I go on and on about the folly of trusting word meaning. Yet, I think, speak, and write. How do I pull off this apparent hypocrisy and still maintain intellectual integrity? That isn’t difficult really. Indeed, it is no different from watching a movie, and yet knowing that it is make-believe.
The more I feel the movie is real and not make-believe, the more it engages me. In thinking, speaking, and writing, the more I feel words are real, the more I can engage with them. However, this suspension of non-belief ends when the movie or my cognitive activities end, i.e., my trust in word meaning is provisional. I return to reality.

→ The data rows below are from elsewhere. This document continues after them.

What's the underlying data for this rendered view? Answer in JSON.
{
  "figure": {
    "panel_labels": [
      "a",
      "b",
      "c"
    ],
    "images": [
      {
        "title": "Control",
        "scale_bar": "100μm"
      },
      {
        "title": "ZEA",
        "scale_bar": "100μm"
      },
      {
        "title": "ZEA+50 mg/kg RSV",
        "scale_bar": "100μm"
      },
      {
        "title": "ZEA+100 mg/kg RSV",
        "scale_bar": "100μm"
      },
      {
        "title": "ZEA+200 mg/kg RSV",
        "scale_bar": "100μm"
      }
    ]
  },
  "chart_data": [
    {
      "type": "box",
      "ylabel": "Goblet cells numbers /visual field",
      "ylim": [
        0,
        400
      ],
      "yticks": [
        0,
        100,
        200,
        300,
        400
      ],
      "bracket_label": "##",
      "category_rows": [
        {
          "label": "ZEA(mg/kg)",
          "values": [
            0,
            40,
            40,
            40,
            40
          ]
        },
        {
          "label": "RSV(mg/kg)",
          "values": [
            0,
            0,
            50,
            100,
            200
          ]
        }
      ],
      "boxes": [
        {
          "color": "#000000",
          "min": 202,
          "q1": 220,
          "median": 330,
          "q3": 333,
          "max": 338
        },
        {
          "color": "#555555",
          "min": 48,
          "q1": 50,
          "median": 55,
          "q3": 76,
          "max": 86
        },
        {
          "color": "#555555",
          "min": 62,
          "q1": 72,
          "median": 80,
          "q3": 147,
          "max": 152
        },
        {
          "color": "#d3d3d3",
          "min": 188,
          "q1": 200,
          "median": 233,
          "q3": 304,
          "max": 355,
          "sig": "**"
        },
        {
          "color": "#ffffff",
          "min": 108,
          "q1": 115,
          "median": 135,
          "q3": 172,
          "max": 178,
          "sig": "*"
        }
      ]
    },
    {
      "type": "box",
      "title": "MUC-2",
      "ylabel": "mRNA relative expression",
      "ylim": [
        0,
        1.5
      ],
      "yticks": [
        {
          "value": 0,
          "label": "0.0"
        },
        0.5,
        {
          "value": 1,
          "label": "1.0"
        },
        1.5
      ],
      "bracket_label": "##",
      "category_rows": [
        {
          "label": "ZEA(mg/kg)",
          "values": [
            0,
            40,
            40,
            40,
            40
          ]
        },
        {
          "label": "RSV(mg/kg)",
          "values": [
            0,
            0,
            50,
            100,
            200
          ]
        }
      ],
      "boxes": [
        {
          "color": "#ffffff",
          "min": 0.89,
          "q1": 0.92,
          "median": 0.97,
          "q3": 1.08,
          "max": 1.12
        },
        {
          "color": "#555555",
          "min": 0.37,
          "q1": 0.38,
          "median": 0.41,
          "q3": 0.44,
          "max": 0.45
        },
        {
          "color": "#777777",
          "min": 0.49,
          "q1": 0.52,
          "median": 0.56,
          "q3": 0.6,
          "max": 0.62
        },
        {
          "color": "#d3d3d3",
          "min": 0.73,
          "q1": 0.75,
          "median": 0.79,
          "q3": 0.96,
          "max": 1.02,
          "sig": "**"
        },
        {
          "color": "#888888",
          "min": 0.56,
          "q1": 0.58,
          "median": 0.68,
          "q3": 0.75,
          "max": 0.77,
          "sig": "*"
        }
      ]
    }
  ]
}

Much depends on what my deeper needs and fears induce me to think I see at any given moment. Thus, I experience both sides — that of a believer and a nonbeliever. Belief in anything, even raw word meaning, gives me a comfortable sense of cognitive security. The drawback is that belief establishes a range of opposites, a yin to every yang. The result creates endless, albeit low-level, conflict that makes it difficult to reach chapter 81’s The holy person’s way acts, and yet doesn’t contend. In short, belief offers a fortress to hide within, whereas non-belief offers an escape bridge over which to cross to the The gateway of the manifold secrets, as chapter 1 hints.
Interestingly, when I become emotional, my visceral belief in word meaning increases. This happens even when I become deeply, if rarely, absorbed in a movie. This brings me to think that life is like a movie, and emotion is the real power behind the throne of word meaning and perception. Life fascinates!